Delta sued over pension change

Flight attendant says new formula will cost beneficiaries millions.

A Delta Air Lines flight attendant has filed a proposed class- action suit against the company, saying it changed its formula for calculating pension benefits, costing beneficiaries millions of dollars in accrued benefits that are federally protected.

A Delta spokesman said the company believes the suit is without merit and is prepared to defend itself vigorously.

The suit, filed in U.S. District Court in Atlanta by Jean Marie Cinotto, a Delta flight attendant for more than 30 years, says Delta made the change in 2007 while in Chapter 11 bankruptcy. The change altered the calculation of the Social Security offset for certain participants' pension benefits.

The offset typically reduces corporate pensions by a percentage of Social Security benefits received.

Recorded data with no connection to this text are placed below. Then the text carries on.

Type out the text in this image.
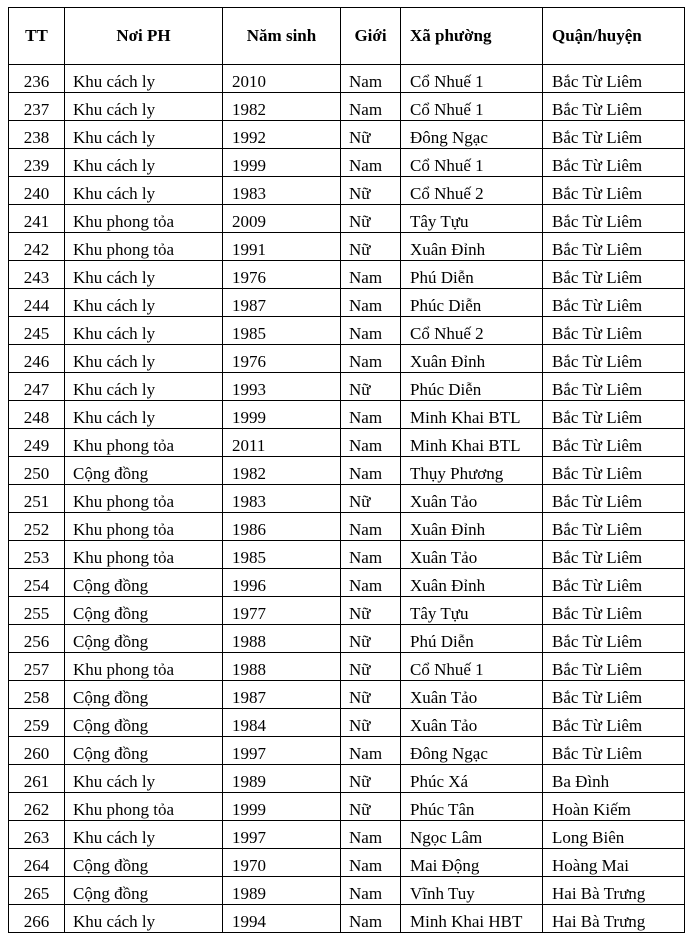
TT	Nơi PH	Năm sinh	Giới	Xã phường	Quận/huyện
236	Khu cách ly	2010	Nam	Cổ Nhuế 1	Bắc Từ Liêm
237	Khu cách ly	1982	Nam	Cổ Nhuế 1	Bắc Từ Liêm
238	Khu cách ly	1992	Nữ	Đông Ngạc	Bắc Từ Liêm
239	Khu cách ly	1999	Nam	Cổ Nhuế 1	Bắc Từ Liêm
240	Khu cách ly	1983	Nữ	Cổ Nhuế 2	Bắc Từ Liêm
241	Khu phong tỏa	2009	Nữ	Tây Tựu	Bắc Từ Liêm
242	Khu phong tỏa	1991	Nữ	Xuân Đỉnh	Bắc Từ Liêm
243	Khu cách ly	1976	Nam	Phú Diễn	Bắc Từ Liêm
244	Khu cách ly	1987	Nam	Phúc Diễn	Bắc Từ Liêm
245	Khu cách ly	1985	Nam	Cổ Nhuế 2	Bắc Từ Liêm
246	Khu cách ly	1976	Nam	Xuân Đỉnh	Bắc Từ Liêm
247	Khu cách ly	1993	Nữ	Phúc Diễn	Bắc Từ Liêm
248	Khu cách ly	1999	Nam	Minh Khai BTL	Bắc Từ Liêm
249	Khu phong tỏa	2011	Nam	Minh Khai BTL	Bắc Từ Liêm
250	Cộng đồng	1982	Nam	Thụy Phương	Bắc Từ Liêm
251	Khu phong tỏa	1983	Nữ	Xuân Tảo	Bắc Từ Liêm
252	Khu phong tỏa	1986	Nam	Xuân Đỉnh	Bắc Từ Liêm
253	Khu phong tỏa	1985	Nam	Xuân Tảo	Bắc Từ Liêm
254	Cộng đồng	1996	Nam	Xuân Đỉnh	Bắc Từ Liêm
255	Cộng đồng	1977	Nữ	Tây Tựu	Bắc Từ Liêm
256	Cộng đồng	1988	Nữ	Phú Diễn	Bắc Từ Liêm
257	Khu phong tỏa	1988	Nữ	Cổ Nhuế 1	Bắc Từ Liêm
258	Cộng đồng	1987	Nữ	Xuân Tảo	Bắc Từ Liêm
259	Cộng đồng	1984	Nữ	Xuân Tảo	Bắc Từ Liêm
260	Cộng đồng	1997	Nam	Đông Ngạc	Bắc Từ Liêm
261	Khu cách ly	1989	Nữ	Phúc Xá	Ba Đình
262	Khu phong tỏa	1999	Nữ	Phúc Tân	Hoàn Kiếm
263	Khu cách ly	1997	Nam	Ngọc Lâm	Long Biên
264	Cộng đồng	1970	Nam	Mai Động	Hoàng Mai
265	Cộng đồng	1989	Nam	Vĩnh Tuy	Hai Bà Trưng
266	Khu cách ly	1994	Nam	Minh Khai HBT	Hai Bà Trưng
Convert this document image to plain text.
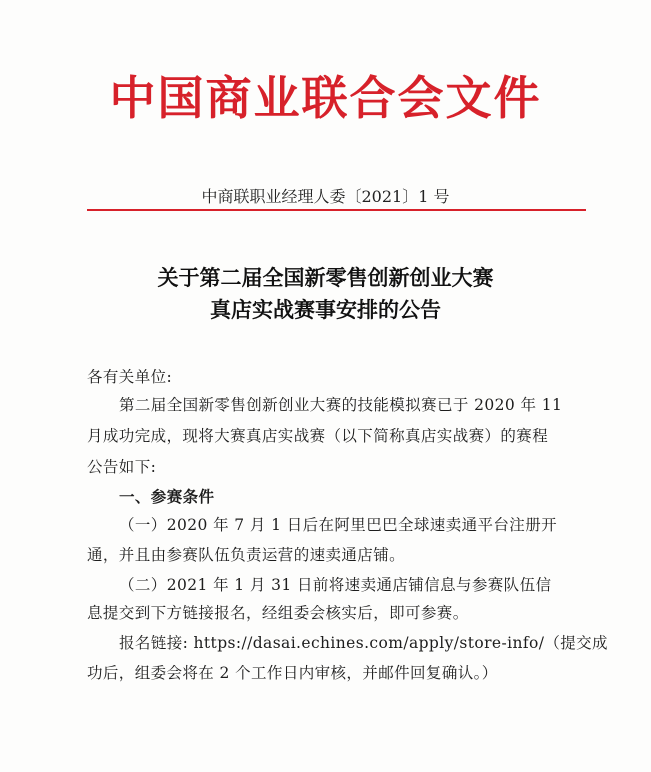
中国商业联合会文件
中商联职业经理人委〔2021〕1 号
关于第二届全国新零售创新创业大赛
真店实战赛事安排的公告
各有关单位:
第二届全国新零售创新创业大赛的技能模拟赛已于 2020 年 11
月成功完成，现将大赛真店实战赛（以下简称真店实战赛）的赛程
公告如下:
一、参赛条件
（一）2020 年 7 月 1 日后在阿里巴巴全球速卖通平台注册开
通，并且由参赛队伍负责运营的速卖通店铺。
（二）2021 年 1 月 31 日前将速卖通店铺信息与参赛队伍信
息提交到下方链接报名，经组委会核实后，即可参赛。
报名链接: https://dasai.echines.com/apply/store-info/（提交成
功后，组委会将在 2 个工作日内审核，并邮件回复确认。）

Delta's change, the suit claims, violates an "anti-cutback" rule under the Employee Retirement Income Security Act. It could affect tens of thousands of participants and beneficiaries in the airline's pension plan, the suit says.

But Delta said it made the change to qualify for the federal Pension Protection Act, a 2006 law aimed at helping companies save pension plans.

"Without it, the pension plans for all flight attendants and ground employees would have been terminated," Delta spokeswoman Gina Laughlin said.

Delta terminated its pilot pension plan while in bankruptcy proceedings but retained the plan for flight attendants and ground workers, which it had frozen in 2005.

Cinotto, an organizer in past efforts to unionize Delta flight attendants, said she appealed the change within Delta but was unsuccessful in having the decision reversed.

"We have to make sure the funding is done properly," Cinotto said. "There are 91,000 of us depending on that fund."